House Judiciary Crime, Terrorism and Homeland Security Subcommittee ranking member Bobby Scott, D-Va., took issue with both aspects of the legislation at a hearing convened last October.
“The administration has clearly asked for more than is necessary to implement these treaties,” he said, noting the pacts themselves still enjoyed broad, bipartisan support.
In a separate criticism, Scott said the administration’s proposals would result in legal redundancies. The nuclear-security compliance text would create a new section of the federal criminal code, but the lawmaker said “existing statutes already cover most of our obligations” under the pacts. Any mandates in the four international accords not covered by existing U.S. law should be addressed “in a manner that simplifies the criminal code rather than complicates it,” Scott said.
Deputy Assistant Attorney General Brad Wiegmann at the hearing acknowledged “some overlap” with existing statutes.
It is uncertain to what extent GOP lawmakers on the panel share the concerns of their Democratic counterparts. The State Department insider admitted that “the death penalty has been an issue for some folks but not an issue for other folks,” but subcommittee Chairman James Sensenbrenner, R-Wis., railed with Scott at a December hearing against what both lawmakers described as a proliferation of unnecessary federal criminal statutes.

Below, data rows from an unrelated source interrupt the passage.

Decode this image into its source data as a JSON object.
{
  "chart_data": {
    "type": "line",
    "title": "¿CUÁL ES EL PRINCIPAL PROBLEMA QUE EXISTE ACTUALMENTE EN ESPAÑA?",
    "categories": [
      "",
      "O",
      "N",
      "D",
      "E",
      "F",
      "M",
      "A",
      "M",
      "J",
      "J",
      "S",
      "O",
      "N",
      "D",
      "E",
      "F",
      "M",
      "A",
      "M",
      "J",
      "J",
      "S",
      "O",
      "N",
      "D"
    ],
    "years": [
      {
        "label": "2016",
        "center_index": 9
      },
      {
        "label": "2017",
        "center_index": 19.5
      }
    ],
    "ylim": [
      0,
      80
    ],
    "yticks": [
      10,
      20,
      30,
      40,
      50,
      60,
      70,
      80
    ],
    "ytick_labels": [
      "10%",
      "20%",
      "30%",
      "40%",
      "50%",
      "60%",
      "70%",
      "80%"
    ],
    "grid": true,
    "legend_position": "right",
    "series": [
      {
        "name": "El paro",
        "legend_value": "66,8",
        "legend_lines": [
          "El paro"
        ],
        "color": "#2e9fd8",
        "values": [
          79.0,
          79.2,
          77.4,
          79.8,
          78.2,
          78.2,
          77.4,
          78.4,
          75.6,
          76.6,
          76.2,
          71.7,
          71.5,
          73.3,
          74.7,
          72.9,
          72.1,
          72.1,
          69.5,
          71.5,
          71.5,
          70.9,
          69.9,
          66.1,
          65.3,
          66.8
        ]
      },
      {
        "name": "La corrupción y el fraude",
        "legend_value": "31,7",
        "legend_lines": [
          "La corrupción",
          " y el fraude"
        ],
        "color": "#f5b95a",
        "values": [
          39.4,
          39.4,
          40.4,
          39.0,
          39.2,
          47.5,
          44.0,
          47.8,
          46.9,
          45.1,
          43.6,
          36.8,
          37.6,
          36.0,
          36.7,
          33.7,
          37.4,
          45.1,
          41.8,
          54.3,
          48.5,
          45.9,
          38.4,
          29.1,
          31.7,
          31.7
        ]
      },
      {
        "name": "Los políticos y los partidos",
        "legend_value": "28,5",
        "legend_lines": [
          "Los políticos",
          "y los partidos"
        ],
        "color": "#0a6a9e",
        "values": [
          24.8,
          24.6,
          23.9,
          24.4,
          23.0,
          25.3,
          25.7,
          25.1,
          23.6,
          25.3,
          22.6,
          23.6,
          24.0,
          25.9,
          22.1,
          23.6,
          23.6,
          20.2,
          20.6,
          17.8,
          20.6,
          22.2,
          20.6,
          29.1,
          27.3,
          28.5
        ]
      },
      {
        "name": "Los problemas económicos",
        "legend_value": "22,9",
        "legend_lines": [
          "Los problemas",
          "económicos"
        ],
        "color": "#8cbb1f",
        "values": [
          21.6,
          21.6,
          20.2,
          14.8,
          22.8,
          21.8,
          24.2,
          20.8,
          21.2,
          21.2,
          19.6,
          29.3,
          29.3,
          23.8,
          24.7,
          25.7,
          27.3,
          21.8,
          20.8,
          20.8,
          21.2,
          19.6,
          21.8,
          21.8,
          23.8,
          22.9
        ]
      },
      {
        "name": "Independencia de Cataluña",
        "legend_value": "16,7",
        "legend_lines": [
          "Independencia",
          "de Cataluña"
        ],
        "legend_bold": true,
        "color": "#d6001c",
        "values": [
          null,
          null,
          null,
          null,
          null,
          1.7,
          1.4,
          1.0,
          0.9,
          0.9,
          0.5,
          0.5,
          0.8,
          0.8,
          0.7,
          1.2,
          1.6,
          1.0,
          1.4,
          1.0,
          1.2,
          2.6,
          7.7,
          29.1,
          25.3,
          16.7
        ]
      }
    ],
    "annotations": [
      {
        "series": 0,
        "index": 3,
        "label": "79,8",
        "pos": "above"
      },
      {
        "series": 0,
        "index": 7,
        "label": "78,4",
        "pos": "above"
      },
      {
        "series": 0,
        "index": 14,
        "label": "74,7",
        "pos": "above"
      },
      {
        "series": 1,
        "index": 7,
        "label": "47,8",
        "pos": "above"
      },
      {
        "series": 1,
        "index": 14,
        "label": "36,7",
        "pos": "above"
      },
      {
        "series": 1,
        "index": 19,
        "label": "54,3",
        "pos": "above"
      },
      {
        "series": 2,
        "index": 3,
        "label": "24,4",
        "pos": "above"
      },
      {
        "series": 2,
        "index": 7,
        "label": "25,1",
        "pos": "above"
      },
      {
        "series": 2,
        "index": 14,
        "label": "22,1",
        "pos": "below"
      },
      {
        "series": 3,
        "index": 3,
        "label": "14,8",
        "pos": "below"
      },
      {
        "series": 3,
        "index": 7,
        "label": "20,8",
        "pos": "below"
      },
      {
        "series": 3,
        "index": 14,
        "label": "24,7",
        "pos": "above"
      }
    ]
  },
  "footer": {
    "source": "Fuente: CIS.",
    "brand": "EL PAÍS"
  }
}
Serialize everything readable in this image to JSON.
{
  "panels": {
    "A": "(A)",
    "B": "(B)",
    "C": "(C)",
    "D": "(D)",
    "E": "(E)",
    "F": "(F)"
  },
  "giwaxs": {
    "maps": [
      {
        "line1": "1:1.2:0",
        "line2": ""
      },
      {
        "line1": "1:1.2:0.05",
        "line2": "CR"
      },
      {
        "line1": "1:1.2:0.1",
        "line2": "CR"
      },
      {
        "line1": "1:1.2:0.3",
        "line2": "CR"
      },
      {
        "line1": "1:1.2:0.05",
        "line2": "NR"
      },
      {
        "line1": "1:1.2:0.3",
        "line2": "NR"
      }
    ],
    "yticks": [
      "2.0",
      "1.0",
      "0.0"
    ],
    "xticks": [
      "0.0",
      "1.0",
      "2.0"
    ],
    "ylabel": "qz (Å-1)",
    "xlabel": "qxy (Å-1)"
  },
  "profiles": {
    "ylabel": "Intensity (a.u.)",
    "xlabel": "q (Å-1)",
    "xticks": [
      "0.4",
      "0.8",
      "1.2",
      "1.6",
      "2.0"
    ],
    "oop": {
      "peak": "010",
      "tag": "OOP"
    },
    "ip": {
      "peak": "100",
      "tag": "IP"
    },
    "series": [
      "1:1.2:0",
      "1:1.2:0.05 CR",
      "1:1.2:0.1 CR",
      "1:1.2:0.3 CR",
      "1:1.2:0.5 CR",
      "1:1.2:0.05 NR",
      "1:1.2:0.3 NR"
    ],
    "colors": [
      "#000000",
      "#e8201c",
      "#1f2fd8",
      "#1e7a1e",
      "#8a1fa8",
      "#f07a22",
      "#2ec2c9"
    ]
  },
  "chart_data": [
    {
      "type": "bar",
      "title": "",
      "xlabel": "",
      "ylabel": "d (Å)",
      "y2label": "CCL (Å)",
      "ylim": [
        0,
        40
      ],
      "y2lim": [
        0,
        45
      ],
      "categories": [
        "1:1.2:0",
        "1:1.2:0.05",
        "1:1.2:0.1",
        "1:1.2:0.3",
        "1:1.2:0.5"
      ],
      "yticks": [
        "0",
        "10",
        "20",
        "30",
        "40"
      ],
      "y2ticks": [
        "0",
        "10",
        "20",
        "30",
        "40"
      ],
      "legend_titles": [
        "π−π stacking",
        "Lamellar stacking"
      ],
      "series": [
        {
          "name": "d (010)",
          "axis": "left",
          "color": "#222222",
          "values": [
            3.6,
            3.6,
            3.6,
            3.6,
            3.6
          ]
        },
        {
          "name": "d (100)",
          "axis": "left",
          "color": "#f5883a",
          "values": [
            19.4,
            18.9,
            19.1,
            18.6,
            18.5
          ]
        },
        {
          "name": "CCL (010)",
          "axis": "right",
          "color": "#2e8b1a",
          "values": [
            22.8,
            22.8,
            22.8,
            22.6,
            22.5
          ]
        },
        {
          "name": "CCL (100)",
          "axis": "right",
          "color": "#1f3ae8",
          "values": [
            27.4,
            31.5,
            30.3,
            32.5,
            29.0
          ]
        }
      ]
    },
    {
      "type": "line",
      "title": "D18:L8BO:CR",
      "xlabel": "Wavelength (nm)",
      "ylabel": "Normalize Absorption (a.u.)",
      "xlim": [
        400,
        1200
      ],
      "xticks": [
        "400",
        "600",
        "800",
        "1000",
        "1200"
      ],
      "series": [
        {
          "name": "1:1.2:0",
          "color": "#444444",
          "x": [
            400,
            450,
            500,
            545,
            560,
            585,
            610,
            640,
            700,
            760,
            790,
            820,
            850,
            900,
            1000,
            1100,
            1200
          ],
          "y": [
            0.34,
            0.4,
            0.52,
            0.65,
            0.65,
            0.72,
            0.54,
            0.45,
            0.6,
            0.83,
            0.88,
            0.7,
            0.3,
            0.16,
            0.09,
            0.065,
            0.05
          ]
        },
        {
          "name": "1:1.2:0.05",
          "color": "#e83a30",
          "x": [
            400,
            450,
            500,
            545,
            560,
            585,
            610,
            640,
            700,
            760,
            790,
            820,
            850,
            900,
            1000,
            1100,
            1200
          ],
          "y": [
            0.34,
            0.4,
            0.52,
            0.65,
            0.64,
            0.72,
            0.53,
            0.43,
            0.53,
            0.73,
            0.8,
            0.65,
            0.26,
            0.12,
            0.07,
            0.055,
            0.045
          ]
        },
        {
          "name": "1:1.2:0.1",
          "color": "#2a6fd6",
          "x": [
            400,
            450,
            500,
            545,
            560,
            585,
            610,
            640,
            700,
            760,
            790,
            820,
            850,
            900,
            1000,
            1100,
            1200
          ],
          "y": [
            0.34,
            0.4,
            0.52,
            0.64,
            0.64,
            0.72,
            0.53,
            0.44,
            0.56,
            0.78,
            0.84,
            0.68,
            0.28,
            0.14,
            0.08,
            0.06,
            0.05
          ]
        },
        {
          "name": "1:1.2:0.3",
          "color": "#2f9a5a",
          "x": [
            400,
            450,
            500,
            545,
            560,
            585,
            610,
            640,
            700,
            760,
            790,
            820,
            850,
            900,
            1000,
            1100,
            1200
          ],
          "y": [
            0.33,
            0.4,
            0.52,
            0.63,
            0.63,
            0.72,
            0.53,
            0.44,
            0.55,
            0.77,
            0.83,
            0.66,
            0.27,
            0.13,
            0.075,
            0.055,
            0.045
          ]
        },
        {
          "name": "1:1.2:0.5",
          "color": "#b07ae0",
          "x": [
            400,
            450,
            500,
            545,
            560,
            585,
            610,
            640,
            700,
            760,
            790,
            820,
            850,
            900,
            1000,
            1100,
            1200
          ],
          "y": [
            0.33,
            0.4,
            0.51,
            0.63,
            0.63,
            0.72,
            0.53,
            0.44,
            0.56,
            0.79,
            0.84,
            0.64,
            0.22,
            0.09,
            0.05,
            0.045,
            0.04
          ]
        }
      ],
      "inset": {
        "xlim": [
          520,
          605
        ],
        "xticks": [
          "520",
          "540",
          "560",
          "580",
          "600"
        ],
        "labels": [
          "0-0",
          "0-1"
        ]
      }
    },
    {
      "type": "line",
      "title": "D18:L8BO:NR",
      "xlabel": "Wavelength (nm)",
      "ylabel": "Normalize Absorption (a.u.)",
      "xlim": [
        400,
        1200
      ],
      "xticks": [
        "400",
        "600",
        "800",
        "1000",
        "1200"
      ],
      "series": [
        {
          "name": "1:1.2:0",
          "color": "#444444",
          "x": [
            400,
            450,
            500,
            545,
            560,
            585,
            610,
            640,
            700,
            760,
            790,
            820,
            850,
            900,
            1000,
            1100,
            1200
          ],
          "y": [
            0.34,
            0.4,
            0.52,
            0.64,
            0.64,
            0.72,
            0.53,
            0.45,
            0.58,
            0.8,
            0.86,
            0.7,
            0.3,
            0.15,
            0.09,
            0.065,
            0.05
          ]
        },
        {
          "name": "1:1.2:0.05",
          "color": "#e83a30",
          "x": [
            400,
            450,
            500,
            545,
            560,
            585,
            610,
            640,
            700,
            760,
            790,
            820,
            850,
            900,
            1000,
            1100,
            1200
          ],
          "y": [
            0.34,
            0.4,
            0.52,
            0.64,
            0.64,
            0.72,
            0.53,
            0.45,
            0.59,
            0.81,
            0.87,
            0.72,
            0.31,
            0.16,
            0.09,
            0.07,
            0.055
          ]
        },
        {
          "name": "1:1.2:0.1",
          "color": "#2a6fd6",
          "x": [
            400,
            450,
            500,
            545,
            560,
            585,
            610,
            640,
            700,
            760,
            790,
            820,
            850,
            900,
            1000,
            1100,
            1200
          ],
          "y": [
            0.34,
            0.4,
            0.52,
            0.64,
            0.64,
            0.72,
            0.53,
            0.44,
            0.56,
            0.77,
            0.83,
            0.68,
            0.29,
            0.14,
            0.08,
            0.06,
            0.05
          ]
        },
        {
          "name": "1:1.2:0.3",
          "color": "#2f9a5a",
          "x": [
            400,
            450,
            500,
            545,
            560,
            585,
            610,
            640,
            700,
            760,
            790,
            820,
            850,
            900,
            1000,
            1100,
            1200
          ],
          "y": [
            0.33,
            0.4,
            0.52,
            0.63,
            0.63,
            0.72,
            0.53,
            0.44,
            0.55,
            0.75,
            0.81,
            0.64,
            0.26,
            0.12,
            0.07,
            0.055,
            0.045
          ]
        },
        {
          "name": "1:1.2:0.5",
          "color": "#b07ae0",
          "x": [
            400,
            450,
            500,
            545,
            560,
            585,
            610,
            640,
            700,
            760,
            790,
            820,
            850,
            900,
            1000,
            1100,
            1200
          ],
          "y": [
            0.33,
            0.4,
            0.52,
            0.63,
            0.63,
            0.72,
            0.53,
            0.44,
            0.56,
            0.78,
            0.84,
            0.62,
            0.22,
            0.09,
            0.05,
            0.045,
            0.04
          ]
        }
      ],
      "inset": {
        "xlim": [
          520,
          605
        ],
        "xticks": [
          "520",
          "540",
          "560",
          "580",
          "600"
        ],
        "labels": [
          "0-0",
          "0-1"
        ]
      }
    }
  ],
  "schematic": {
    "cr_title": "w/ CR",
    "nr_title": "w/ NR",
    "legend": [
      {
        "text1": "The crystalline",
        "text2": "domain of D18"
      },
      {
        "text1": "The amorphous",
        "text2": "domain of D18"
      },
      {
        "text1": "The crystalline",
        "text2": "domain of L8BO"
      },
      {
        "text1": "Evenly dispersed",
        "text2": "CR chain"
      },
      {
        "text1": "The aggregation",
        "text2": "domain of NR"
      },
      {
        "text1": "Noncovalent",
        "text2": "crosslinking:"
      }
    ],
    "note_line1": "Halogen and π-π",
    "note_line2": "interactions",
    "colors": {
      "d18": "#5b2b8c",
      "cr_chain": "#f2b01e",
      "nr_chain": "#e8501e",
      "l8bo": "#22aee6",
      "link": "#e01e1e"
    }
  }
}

The State Department official said he was “confident we’re going to have consensus” on the legislation. “Everyone supports the aims of the treaty and what we’re trying to do and everyone’s trying to work with us and find ways to do it.”
It was still unclear how soon a deal could be reached, the official said, adding the administration has consistently sought in talks with congressional staff to “impart a sense of urgency” for completing ratification of all four security deals.
Pomper, though, said implementing the two nuclear agreements “is not a high priority item for Congress.”
“There’s not a lot of political benefit to doing this, and … even though they’re important, they’re sort of obscure to your average congressman, and they’re not going to win or lose an election on it,” the expert said.
The security benefits of the two agreements could outweigh their domestic political significance, statements by U.S. and international experts suggest. Both measures are “essential elements of the global nuclear-security architecture,” according to the 2010 summit communique and a statement by current and former top officials assembled to advise South Korean President Lee Myung-bak on the upcoming forum in Seoul.
“These treaties already won broad bipartisan support from the Senate in 2008 so passing simple legislation to implement them should be possible,” Senate Foreign Relations Committee Chairman John Kerry, D-Mass., told Global Security Newswire in an e-mail statement.
CORRECTION: The original version of this story misstated the number of countries that have ratified the Convention on the Physical Protection of Nuclear Material amendment. The correct number is 53.